We're running a Netscreen-50 Advanced with 5.4.0r13.0 firmware. According to Juniper's datasheet, the "Firewall performance" is listed as 170 Mbps with "3DES + SHA1 performance" of 45 Mbps (which I'm assuming is VPN).
In our environment running 1:1 NAT, we cannot get more than about 40-45 Mbps throughput for standard (non-VPN) traffic. So we built a lab network to experiment.
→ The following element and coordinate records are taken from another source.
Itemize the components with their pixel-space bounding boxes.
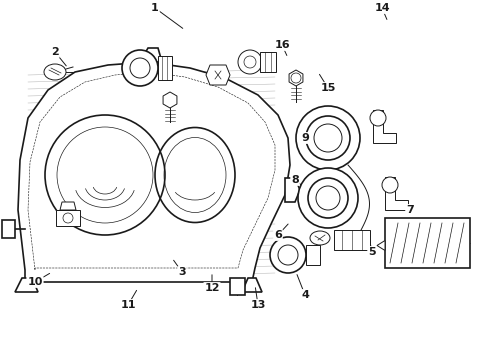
Circle shape xyxy=(297,168,357,228)
Text: 15: 15 xyxy=(320,83,335,93)
Polygon shape xyxy=(140,48,162,62)
Polygon shape xyxy=(384,218,469,268)
Circle shape xyxy=(305,116,349,160)
Circle shape xyxy=(381,177,397,193)
Polygon shape xyxy=(333,230,369,250)
Circle shape xyxy=(313,124,341,152)
Ellipse shape xyxy=(309,231,329,245)
Circle shape xyxy=(269,237,305,273)
Circle shape xyxy=(315,186,339,210)
Circle shape xyxy=(307,178,347,218)
Circle shape xyxy=(295,106,359,170)
Text: 7: 7 xyxy=(406,205,413,215)
Text: 14: 14 xyxy=(373,3,389,13)
Polygon shape xyxy=(305,245,319,265)
Circle shape xyxy=(278,245,297,265)
Polygon shape xyxy=(60,202,76,210)
Circle shape xyxy=(369,110,385,126)
Polygon shape xyxy=(242,278,262,292)
Polygon shape xyxy=(205,65,229,85)
Polygon shape xyxy=(229,278,244,295)
Polygon shape xyxy=(376,240,384,251)
Text: 6: 6 xyxy=(273,230,282,240)
Circle shape xyxy=(130,58,150,78)
Circle shape xyxy=(63,213,73,223)
Polygon shape xyxy=(260,52,275,72)
Polygon shape xyxy=(372,110,395,143)
Text: 11: 11 xyxy=(120,300,136,310)
Text: 12: 12 xyxy=(204,283,219,293)
Text: 5: 5 xyxy=(367,247,375,257)
Text: 4: 4 xyxy=(301,290,308,300)
Text: 3: 3 xyxy=(178,267,185,277)
Text: 1: 1 xyxy=(151,3,159,13)
Polygon shape xyxy=(285,178,299,202)
Circle shape xyxy=(290,73,301,83)
Text: 10: 10 xyxy=(27,277,42,287)
Polygon shape xyxy=(2,220,15,238)
Polygon shape xyxy=(163,92,177,108)
Text: 2: 2 xyxy=(51,47,59,57)
Text: 9: 9 xyxy=(301,133,308,143)
Ellipse shape xyxy=(44,64,66,80)
Polygon shape xyxy=(18,62,289,282)
Polygon shape xyxy=(384,177,407,210)
Text: 8: 8 xyxy=(290,175,298,185)
Text: 13: 13 xyxy=(250,300,265,310)
Circle shape xyxy=(122,50,158,86)
Polygon shape xyxy=(56,210,80,226)
Circle shape xyxy=(238,50,262,74)
Polygon shape xyxy=(15,278,38,292)
Polygon shape xyxy=(288,70,302,86)
Polygon shape xyxy=(158,56,172,80)
Text: 16: 16 xyxy=(274,40,289,50)
Circle shape xyxy=(244,56,256,68)
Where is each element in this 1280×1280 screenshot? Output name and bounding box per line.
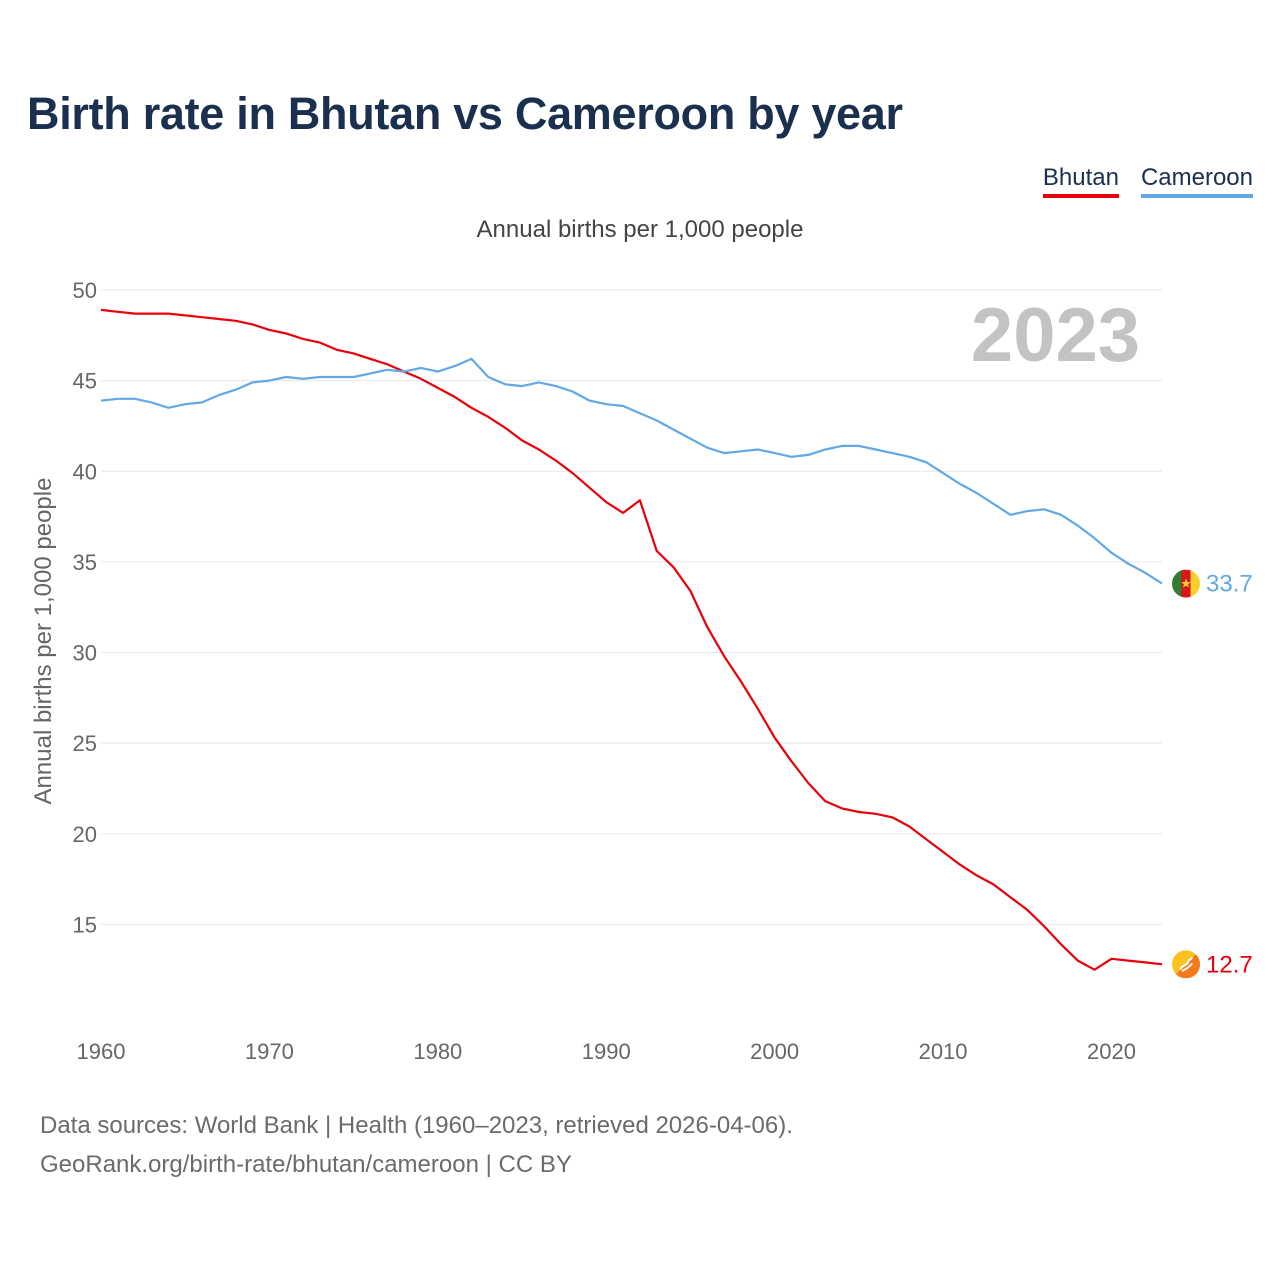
y-axis-label: Annual births per 1,000 people <box>30 478 57 805</box>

In the lab we tested 2 machines, as follows:
First we directly connected each machine's Fast-E interface to a switch, and addressed both hosts in the 10.1.1.0/24 subnet. (directly connected network) FTP was used for transfers. Speed tests show data transfers sustained at nearly 95 Mbps between them. This proves the machines are capable of talking at full Fast-E speeds.
Next we put the NS-50 between them to simulate a Trust / Untrust scenario. One host was put on Netscreen E1 "trust" interface, and the other was put on E4 "untrust". Proper subnetting was done, a mapped IP (MIP) was created for the server to simulate our production NAT setup, and a policy was created to allow the "untrust" host to access the "trust" host for the specified service.
The NS-50 could not pass traffic any faster than 48 Mbps maximum. Just 1 host downloading a large binary file from the other via FTP. CPU of the NS-50 was under 30% during the tests. I swapped this NS-50 with another spare NS-50, uploaded the config and re-tested. Same exact result. Neither NS-50 could achieve any more than upper 40's Mbps.
That is less than 30% of the peformance Juniper claims. Is this REALLY the upper limit on Netscreen-50 devices?